Os dois artistas que se encontram a dialogar aqui possuem pesquisas artísticas que tangenciam os pólos da criação e destruição, celebração e abatimento de objetos e comportamentos humanos. Anton Steenbock acende uma vela a Deus e outra ao diabo, como diria o provérbio. Ao se utilizar de velas de sete dias em seus trabalhos, cria narrativas que vão de encontro ao sincretismo religioso do Brasil. A mesma vela que pode estar acesa para se conseguir uma graça numa perspectiva católica é aquela que também pode ser oferecida a um orixá segundo a umbanda. Anjos da guarda e erês são convocados, então, a partir de uma única chama. Caso ela seja movida de modo inesperado, entra em contato com um líquido e pode vir a ocasionar uma explosão. Gasolina e água benta, big bang e Hiroshima, aguardam o público dessa literal casamata.
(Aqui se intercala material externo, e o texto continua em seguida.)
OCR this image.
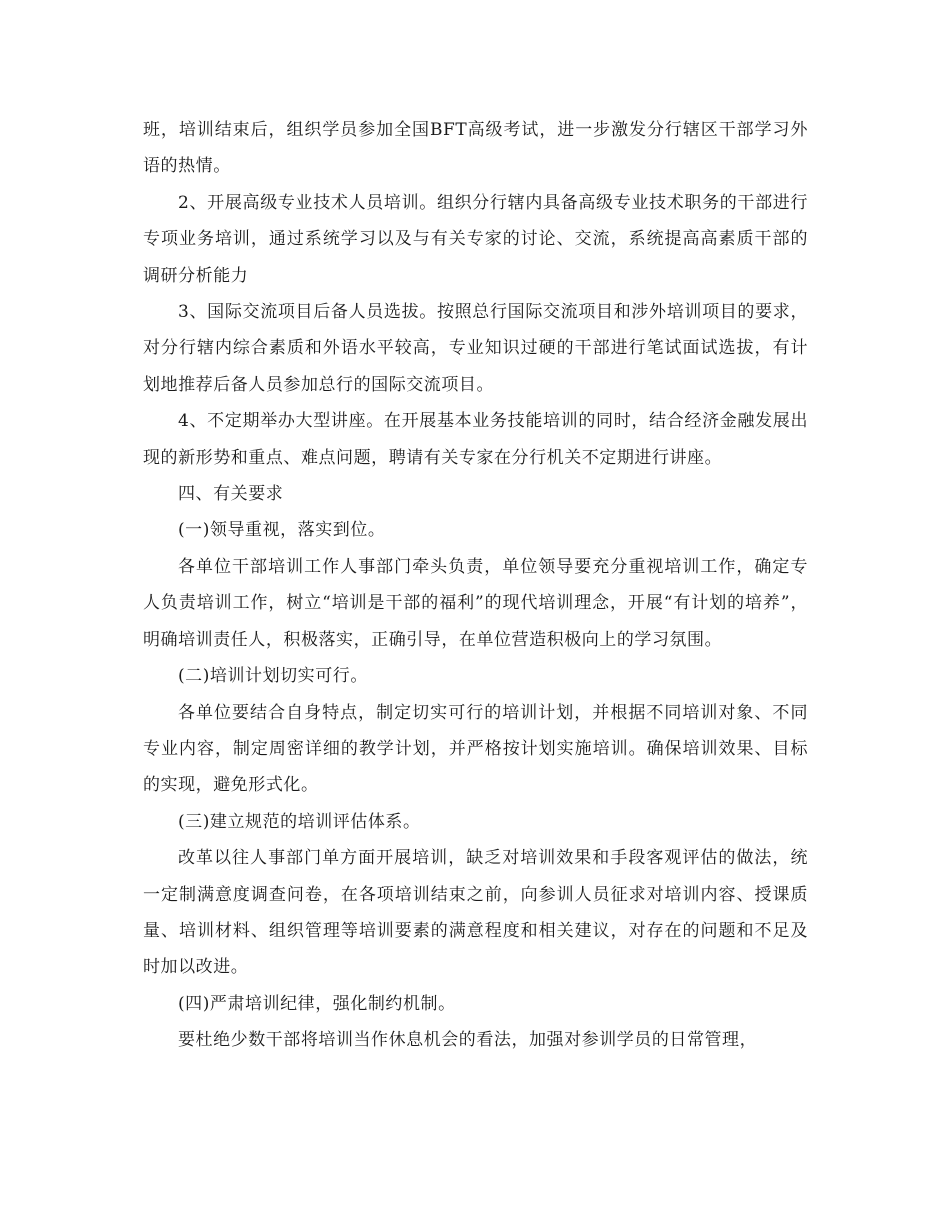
班，培训结束后，组织学员参加全国BFT高级考试，进一步激发分行辖区干部学习外语的热情。

2、开展高级专业技术人员培训。组织分行辖内具备高级专业技术职务的干部进行专项业务培训，通过系统学习以及与有关专家的讨论、交流，系统提高高素质干部的调研分析能力

3、国际交流项目后备人员选拔。按照总行国际交流项目和涉外培训项目的要求，对分行辖内综合素质和外语水平较高，专业知识过硬的干部进行笔试面试选拔，有计划地推荐后备人员参加总行的国际交流项目。

4、不定期举办大型讲座。在开展基本业务技能培训的同时，结合经济金融发展出现的新形势和重点、难点问题，聘请有关专家在分行机关不定期进行讲座。

四、有关要求

(一)领导重视，落实到位。

各单位干部培训工作人事部门牵头负责，单位领导要充分重视培训工作，确定专人负责培训工作，树立“培训是干部的福利”的现代培训理念，开展“有计划的培养”，明确培训责任人，积极落实，正确引导，在单位营造积极向上的学习氛围。

(二)培训计划切实可行。

各单位要结合自身特点，制定切实可行的培训计划，并根据不同培训对象、不同专业内容，制定周密详细的教学计划，并严格按计划实施培训。确保培训效果、目标的实现，避免形式化。

(三)建立规范的培训评估体系。

改革以往人事部门单方面开展培训，缺乏对培训效果和手段客观评估的做法，统一定制满意度调查问卷，在各项培训结束之前，向参训人员征求对培训内容、授课质量、培训材料、组织管理等培训要素的满意程度和相关建议，对存在的问题和不足及时加以改进。

(四)严肃培训纪律，强化制约机制。

要杜绝少数干部将培训当作休息机会的看法，加强对参训学员的日常管理，
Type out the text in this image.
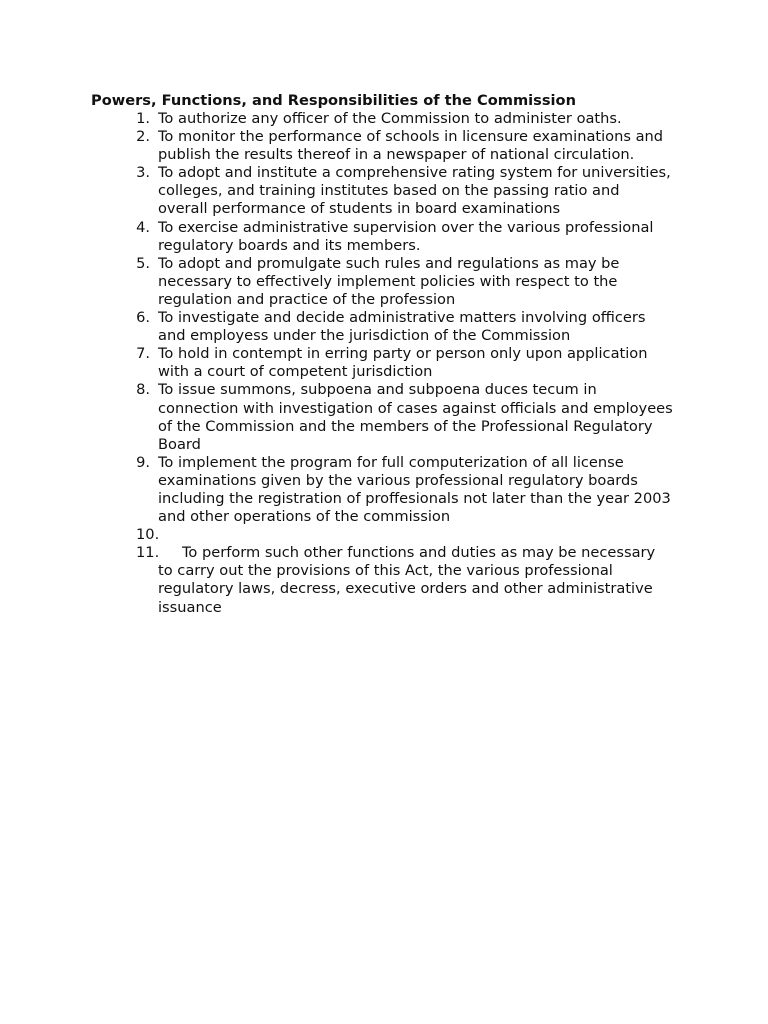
Powers, Functions, and Responsibilities of the Commission
1. To authorize any officer of the Commission to administer oaths.
2. To monitor the performance of schools in licensure examinations and publish the results thereof in a newspaper of national circulation.
3. To adopt and institute a comprehensive rating system for universities, colleges, and training institutes based on the passing ratio and overall performance of students in board examinations
4. To exercise administrative supervision over the various professional regulatory boards and its members.
5. To adopt and promulgate such rules and regulations as may be necessary to effectively implement policies with respect to the regulation and practice of the profession
6. To investigate and decide administrative matters involving officers and employess under the jurisdiction of the Commission
7. To hold in contempt in erring party or person only upon application with a court of competent jurisdiction
8. To issue summons, subpoena and subpoena duces tecum in connection with investigation of cases against officials and employees of the Commission and the members of the Professional Regulatory Board
9. To implement the program for full computerization of all license examinations given by the various professional regulatory boards including the registration of proffesionals not later than the year 2003 and other operations of the commission
10.
11.	To perform such other functions and duties as may be necessary to carry out the provisions of this Act, the various professional regulatory laws, decress, executive orders and other administrative issuance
Alguns dos trabalhos de Leandra Espírito Santo lidam com certa engenharia artística. Porém, sendo sua vela e proa de papel, o naufrágio desta peça de engenharia naval não é certeiro? Não havendo espaço para Noé e sua arca, apenas resta à embarcação seguir encalhada e à mercê da ação do tempo. A artista também projeta uma série de máquinas capazes de criar objetos escultóricos moles. Se a tradição da escultura está pautada na ideia de se retirar a figura do mármore, as formas orgânicas aqui surgem a partir da adição de bolinhas de isopor, como se fossem um pólen. Através do corpo humano, a máquina é acionada e as pequenas esculturas ganham forma de pouco a pouco. Enxergamos aqui o decorrer do “trabalho”, não como bastidor do “trabalho artístico”, mas escancarado aos olhos do público. Trabalha-se, porém, para quê? Qual a finalidade disso? Cansa-se para fazer arte, para se produzir mais matérias infláveis que irão esvaziar e se autodestruir?
Podemos, portanto, aproximar as pesquisas artísticas de Anton Steenbock e Leandra Espírito Santo no que diz respeito a esta projeção e construção de máquinas e mecanismos. Se no caso do primeiro, muitas delas são feitas para se autodestruírem de modo repentino ou mesmo controlado, no caso dela é possível interpretar seus mecanismos como uma contínua poética da inutilidade. Estas posturas de criação artísticas dialogam com a imagem utilizada no projeto gráfico desta exposição, a saber, um desenho de Villard de Honnecourt, artesão francês do século XIII. Trata-se de um projeto para perpetuum mobile, ou seja, a ideia desenhada de uma máquina de movimento perpétuo. Através de sua própria ação, esta engenhoca seria capaz de se manter continuamente viva, podendo ser aproveitada pelo homem das mais diversas formas.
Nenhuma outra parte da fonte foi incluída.